By Jenny Gregorcyk
Not everyone in the food industry works in communications. However, it's important and useful that everybody in your company has a clear understanding of all roles during a crisis — because crisis situations are not easy. Stress levels are high, and things are moving quickly, so the more clarity that we can bring in advance of a crisis, the better.
First, it’s important to recognize the media cycle has changed a lot in the last few years, and the way we, as communicators, work has changed quite a bit, too. The old phrase "if it bleeds, it leads" is truer than ever. These days news happens quickly, and news spreads even faster through social media in real time.
News reporters and journalists don’t always have the luxury of taking the time to really understand an issue. Not to mention, they are often in a race with so-called "citizen journalists," basically anyone with a cell phone and a social media account who can make news of their own today.
With the rise of social media, speed is the thing, sometimes in favor of accuracy, which has been challenging for us in the food industry. But it's important to know the media landscape to effectively plan against it during an incident or crisis.
Make a Crisis Game Plan
It’s always better to start with a plan on paper, then bring that to life. At Apron, the communications team works with clients to first identify the universe of potential scenarios that could impact their business from a crisis standpoint. Then the team categorizes those scenarios by level of threat (1, 2, and 3) to the organization and to brand reputation.
From there, messaging is drafted that could apply to each scenario. These probably won’t be the final words used, but starting with a plan mapped out on paper is always better than winging it.
Messaging During Crisis Mode
Messaging is one of the most important parts of crisis planning. A lot of time should be spent working on messaging — preferably before a crisis. There are three principles to good messaging: Making sure messaging is consumer-friendly, responsive, and efficient.
1. Make messaging consumer-friendly. In the food industry, many regulatory requirements exist, especially with food safety, but we don't always have to sound like robots. Amy's Kitchen has done a great job maintaining their brand voice while building consumer trust during an issue. The language they use is very empathetic and conversational. Their web copy during a recent food safety issue demonstrates this: "We love cooking for you and appreciate the trust you place in our company. Rest assured that we have been in contact with the supplier and approaching the matter with the urgency you would expect."
It's language like this that is on brand with what their consumers are used to hearing from them, and it reinforces that they care about and are responsive to food safety challenges.

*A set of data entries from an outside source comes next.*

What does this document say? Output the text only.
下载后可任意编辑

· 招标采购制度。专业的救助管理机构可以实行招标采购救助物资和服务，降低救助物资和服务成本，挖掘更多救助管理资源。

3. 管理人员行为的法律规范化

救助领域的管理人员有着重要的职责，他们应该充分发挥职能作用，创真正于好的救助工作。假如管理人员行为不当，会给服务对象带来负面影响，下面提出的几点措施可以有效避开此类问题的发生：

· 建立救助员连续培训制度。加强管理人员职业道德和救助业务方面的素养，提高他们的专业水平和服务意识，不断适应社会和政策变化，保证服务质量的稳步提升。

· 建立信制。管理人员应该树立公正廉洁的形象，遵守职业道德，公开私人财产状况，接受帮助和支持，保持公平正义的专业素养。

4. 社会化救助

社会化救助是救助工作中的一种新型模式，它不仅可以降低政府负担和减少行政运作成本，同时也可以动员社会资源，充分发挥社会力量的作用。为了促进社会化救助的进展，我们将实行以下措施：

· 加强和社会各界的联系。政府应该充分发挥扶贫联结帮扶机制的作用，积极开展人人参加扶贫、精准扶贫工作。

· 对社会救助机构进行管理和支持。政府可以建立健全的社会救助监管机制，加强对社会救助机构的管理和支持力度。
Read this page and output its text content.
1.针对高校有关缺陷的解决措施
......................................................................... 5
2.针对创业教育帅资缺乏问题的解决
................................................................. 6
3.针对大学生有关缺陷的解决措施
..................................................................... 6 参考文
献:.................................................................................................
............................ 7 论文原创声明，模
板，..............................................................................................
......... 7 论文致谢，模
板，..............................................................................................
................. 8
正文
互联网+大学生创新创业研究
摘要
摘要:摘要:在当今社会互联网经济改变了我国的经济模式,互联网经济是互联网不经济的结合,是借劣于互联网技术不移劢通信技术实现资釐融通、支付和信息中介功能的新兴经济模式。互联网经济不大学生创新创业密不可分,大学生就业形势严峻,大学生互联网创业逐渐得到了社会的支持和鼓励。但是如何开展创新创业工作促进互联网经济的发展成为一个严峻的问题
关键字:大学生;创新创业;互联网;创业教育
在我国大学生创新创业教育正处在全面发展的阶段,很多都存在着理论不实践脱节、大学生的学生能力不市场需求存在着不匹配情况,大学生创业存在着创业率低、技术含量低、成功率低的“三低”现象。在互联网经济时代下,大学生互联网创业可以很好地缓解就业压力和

2. Messaging isn’t one-way: make it responsive. The response “no comment” doesn't cut it anymore, but you can still maintain control over your brand narrative. Apron has developed a model called the Predictive Interviewing Model where we looked at a few thousand interviews to determine if there was a way to predict questions the media asked during interviews.
As it turns out, there is a pattern of questioning which Apron then used to craft messaging. Making sure you stay ahead of the game with messaging that really responds keeps you in control — while putting the public at ease.
3. Make messaging efficient. We live in an age of very short attention spans. Fact: The average attention span today of a goldfish is 12 seconds . . . but the average attention span of a human is only 8 seconds. Goldfish have us beat by 4 seconds! Our messaging must match up and be sharp, so that we're always delivering strong, yet efficient soundbites, especially during a crisis. Many times, we only get one soundbite, so it must be on point and strong. The only way to do that is with a pre-planned strategy.
Regularly Review and Refine
As with any strategy, you’ll want to revisit, review and refine messaging on a regular basis. Many times, a written crisis plan never gets put into action, so it’s easy to gather dust on the shelf.
However, revisiting your crisis response plan regularly to dust it off and polish it ensures the messaging still resonates. In addition, it gives your team the opportunity to discuss new crisis scenarios that may have popped up since the last review. With how quickly news changes, it’s likely there will be plenty of new challenges to tackle.
Strong messaging is only one component of a strong crisis management plan.